5. Josyf Dekamilis (1641-1706), Bishop of Mukachiv.
Katekhesys
(The Catechism)
Ternava, 1698.

This catechism, translated into Ukrainian by the Galician-Ukrainian priest Ioan Kornyts'kyi, is the first text printed for the use of Carpatho-Ruthenians.

Gift of Dr. and Mrs. Ihor Galarnyk, July 1975.

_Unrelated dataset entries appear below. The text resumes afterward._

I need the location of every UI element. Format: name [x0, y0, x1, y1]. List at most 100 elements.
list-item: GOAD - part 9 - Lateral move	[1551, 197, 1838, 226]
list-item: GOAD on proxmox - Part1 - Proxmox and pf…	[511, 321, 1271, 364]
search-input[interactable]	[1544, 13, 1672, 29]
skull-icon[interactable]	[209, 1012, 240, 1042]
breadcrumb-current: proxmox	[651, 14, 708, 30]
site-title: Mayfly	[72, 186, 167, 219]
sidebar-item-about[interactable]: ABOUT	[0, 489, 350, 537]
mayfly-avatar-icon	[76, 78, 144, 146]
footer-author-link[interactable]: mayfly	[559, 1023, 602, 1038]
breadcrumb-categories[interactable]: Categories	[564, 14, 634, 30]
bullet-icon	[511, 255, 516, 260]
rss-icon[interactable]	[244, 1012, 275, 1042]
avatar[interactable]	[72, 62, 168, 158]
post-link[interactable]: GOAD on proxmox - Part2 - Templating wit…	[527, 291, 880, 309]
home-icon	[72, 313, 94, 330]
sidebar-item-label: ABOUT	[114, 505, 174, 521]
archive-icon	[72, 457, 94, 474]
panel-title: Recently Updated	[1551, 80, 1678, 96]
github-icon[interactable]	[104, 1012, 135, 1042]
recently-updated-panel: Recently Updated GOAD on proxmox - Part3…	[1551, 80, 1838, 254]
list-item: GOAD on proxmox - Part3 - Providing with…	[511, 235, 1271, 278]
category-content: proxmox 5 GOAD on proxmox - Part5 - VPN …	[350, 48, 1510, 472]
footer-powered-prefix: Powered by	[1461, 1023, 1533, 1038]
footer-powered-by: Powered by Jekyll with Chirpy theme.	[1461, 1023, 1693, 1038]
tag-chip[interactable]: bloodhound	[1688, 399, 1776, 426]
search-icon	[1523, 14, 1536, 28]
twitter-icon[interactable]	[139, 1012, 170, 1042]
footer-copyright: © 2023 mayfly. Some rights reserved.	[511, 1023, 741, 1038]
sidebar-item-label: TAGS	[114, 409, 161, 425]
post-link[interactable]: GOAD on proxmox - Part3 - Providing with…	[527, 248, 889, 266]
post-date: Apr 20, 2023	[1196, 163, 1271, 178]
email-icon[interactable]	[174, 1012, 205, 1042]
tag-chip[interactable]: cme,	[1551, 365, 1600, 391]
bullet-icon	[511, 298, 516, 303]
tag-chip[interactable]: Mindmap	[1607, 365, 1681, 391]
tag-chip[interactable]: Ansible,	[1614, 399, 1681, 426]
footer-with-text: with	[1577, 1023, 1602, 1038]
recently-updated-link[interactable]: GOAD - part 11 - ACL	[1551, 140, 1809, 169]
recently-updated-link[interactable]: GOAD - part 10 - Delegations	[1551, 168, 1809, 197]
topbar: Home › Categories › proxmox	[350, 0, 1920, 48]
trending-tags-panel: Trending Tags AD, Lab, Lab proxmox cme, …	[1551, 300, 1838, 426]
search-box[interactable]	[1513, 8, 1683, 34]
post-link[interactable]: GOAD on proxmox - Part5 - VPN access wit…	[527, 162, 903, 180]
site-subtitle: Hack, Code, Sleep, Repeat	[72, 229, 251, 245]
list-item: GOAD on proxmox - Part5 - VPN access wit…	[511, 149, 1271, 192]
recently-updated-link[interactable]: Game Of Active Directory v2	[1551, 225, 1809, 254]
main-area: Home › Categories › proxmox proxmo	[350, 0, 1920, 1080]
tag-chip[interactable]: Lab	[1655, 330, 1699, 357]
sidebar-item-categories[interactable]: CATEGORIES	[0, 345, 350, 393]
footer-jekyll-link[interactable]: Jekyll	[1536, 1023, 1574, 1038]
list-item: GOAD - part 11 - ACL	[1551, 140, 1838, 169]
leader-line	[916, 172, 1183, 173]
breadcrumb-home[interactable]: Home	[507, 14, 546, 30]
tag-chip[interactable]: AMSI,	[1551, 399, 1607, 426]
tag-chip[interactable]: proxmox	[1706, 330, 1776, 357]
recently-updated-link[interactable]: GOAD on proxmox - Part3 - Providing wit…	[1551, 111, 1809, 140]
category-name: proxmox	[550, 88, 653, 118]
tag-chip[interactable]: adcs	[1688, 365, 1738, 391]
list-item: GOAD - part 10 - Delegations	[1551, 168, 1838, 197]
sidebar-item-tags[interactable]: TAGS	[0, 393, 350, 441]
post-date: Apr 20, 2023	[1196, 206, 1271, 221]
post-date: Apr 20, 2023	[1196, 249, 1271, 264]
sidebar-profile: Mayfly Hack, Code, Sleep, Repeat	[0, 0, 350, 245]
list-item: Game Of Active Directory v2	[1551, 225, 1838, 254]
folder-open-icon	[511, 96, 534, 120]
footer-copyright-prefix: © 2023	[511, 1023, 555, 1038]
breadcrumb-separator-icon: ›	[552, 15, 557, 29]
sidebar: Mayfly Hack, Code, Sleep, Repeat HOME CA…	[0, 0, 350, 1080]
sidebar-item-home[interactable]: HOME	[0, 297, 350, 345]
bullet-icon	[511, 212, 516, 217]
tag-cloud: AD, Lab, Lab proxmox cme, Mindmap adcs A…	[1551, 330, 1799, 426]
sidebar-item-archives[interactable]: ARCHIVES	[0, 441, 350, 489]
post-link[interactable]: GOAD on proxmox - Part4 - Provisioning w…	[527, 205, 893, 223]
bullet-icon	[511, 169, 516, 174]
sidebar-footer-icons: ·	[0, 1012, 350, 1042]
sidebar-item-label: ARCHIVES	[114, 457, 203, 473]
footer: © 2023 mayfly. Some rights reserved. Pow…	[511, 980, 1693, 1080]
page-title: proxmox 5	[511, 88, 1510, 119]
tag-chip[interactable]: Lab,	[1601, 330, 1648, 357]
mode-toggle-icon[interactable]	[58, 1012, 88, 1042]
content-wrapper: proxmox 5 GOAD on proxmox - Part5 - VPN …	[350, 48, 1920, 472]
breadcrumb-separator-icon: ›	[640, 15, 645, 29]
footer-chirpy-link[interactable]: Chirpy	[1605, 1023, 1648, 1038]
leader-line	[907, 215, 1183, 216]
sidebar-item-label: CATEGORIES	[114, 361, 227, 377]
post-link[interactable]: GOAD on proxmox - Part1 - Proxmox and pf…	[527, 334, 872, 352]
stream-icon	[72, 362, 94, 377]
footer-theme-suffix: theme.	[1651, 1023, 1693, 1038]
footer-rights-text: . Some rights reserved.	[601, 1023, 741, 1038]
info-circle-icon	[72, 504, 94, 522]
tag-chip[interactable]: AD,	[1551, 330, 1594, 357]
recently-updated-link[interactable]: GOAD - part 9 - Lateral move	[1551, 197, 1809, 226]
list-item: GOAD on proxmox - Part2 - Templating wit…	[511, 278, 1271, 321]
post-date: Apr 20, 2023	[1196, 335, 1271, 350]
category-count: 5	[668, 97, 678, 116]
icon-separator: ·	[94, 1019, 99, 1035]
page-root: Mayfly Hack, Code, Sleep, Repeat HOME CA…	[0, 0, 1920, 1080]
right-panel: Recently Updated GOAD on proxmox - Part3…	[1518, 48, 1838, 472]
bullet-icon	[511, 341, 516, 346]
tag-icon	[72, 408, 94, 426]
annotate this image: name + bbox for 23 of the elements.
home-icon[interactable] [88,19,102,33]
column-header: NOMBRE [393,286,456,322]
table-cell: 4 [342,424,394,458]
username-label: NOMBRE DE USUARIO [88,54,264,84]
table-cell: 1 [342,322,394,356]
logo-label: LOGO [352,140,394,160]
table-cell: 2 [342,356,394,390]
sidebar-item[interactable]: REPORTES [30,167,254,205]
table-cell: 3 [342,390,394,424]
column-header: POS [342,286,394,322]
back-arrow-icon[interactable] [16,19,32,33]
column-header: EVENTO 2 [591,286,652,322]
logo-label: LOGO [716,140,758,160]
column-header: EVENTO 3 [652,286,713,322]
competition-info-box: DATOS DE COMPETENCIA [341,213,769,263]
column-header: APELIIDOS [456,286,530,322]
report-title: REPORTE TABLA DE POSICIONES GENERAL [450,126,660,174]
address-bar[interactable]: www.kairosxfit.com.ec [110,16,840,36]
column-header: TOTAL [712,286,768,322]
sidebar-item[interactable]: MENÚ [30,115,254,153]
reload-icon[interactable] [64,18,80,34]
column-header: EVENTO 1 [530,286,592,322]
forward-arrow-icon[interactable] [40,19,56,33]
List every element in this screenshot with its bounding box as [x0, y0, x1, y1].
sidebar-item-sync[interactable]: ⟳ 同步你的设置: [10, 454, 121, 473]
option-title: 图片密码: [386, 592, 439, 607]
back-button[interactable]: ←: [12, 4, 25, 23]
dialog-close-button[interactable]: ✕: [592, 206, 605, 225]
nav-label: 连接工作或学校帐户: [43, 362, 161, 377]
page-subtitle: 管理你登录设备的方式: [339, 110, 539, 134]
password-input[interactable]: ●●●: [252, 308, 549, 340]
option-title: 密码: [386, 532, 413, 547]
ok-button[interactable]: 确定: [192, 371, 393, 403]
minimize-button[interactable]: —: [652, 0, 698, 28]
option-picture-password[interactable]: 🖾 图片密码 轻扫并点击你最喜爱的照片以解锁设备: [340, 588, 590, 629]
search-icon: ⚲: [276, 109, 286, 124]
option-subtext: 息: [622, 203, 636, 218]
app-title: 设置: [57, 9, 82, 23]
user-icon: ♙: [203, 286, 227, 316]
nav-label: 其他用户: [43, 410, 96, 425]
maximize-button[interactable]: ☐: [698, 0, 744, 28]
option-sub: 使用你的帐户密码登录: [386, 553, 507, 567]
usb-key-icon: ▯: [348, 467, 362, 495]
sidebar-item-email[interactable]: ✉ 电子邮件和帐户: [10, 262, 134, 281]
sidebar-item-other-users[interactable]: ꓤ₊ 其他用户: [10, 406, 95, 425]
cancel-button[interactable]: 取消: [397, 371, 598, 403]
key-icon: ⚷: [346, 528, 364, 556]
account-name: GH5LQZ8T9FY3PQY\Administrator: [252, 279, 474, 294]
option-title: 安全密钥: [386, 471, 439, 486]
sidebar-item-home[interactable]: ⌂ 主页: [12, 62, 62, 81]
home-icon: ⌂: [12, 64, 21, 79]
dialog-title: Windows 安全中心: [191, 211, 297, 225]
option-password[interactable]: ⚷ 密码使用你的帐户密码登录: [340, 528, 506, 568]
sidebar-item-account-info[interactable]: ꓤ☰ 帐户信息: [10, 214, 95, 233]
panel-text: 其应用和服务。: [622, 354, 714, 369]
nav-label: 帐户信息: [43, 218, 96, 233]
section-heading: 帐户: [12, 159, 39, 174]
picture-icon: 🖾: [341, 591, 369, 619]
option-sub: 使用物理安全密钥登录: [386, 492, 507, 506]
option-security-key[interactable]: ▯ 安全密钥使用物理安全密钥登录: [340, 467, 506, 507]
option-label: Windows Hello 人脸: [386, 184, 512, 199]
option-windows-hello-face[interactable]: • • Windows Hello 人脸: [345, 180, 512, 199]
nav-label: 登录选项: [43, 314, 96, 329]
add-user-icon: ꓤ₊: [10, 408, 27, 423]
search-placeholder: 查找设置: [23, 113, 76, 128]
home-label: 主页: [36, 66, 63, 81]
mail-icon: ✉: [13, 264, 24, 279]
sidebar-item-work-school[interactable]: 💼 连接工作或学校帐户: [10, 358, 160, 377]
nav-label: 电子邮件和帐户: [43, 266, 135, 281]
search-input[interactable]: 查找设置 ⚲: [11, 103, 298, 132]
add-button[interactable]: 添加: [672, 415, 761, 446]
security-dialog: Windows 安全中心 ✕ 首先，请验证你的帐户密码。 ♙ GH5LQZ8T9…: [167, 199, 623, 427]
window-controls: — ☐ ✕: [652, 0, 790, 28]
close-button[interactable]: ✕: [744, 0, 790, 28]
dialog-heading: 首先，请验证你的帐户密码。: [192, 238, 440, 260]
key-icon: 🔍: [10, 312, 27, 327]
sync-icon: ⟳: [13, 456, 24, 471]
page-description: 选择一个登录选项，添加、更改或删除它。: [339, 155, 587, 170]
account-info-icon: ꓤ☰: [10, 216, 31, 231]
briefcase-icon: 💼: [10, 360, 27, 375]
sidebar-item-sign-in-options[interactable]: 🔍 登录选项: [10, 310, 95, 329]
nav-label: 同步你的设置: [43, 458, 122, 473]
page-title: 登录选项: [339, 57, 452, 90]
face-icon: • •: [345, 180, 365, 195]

6. Petro Mohyla (1597-1647), Metropolitan of Kyiv and Galicia.
Orthodoxa confessio catholicae atque apostolicae ecclesiae orientalis
Leipzig: J. Thomam Fritsch, 1695.

This catechism was originally written in Greek by Petro Mohyla (1597-1647), and then translated into Latin by Lars Norrman. Mohyla established the Kyiv Mohyla Academy in 1632 and also helped guide the Kyivan Caves Monastery Press.

Duplicate Fund, July 1971. From the Library of G. J. Arvanitidi.


7. Poluustav s'derzhashchii v sebe dnevnuiu i nochnuiu sluzhbu
Kyiv: Kyivan Caves Monastery, 1682.

The Kyivan Caves Monastery Press was the most important center of printing and engraving in Ukraine during the 17th and 18th centuries. The imprimery issued several hundred titles on various subjects, both original works and translations , in Ukrainian, Church Slavonic, Polish, Russian, Latin, and Greek. The books printed included many ecclesiastical and liturgical texts, such as the Church Slavonic liturgy shown here, as well as primers, hagiographic studies, Orthodox polemical treatises, didactic works, and literary works.

Bayard L. Kilgour, Jr. Fund, June 1970.


8. Jedrzej Mlodzianowski (1627-1686)
Icones symbolicae vitae et mortis B. Iosaphat martyris, Archiepiscopi Polocensis: expressae, et perillustri domino Di Georgia Stanislao Sapieha oblatae
Vilnius: Iesu, 1675.

This emblem book contains a brief biography of Saint Josaphat (ca. 1580-1623). He was canonized in 1867 by Pope Pius IX, and thus became the first eastern-rite saint in the Catholic Church.

Bayard L. Kilgour, Jr. Fund, February 1970.


9. Ivan Mazepa Koledyns'kyi (1639-1709)
"Universal of 1691"
Baturyn, 14 October 1691.

A confirmatory charter to the possession and usufruct of a water-mill for a distinguished member of the Host, Gregory Karpovich, situated on the Oster River, tributary of the Desna. The universal is written in the contemporary literary Ukrainian language of the late 17th and early 18th centuries, and carries the Hetman's seal and signature dated in Baturyn, 14 October 1691.

Gift of Curt H. Reisinger, purchased from Israel Perlstein, 1952.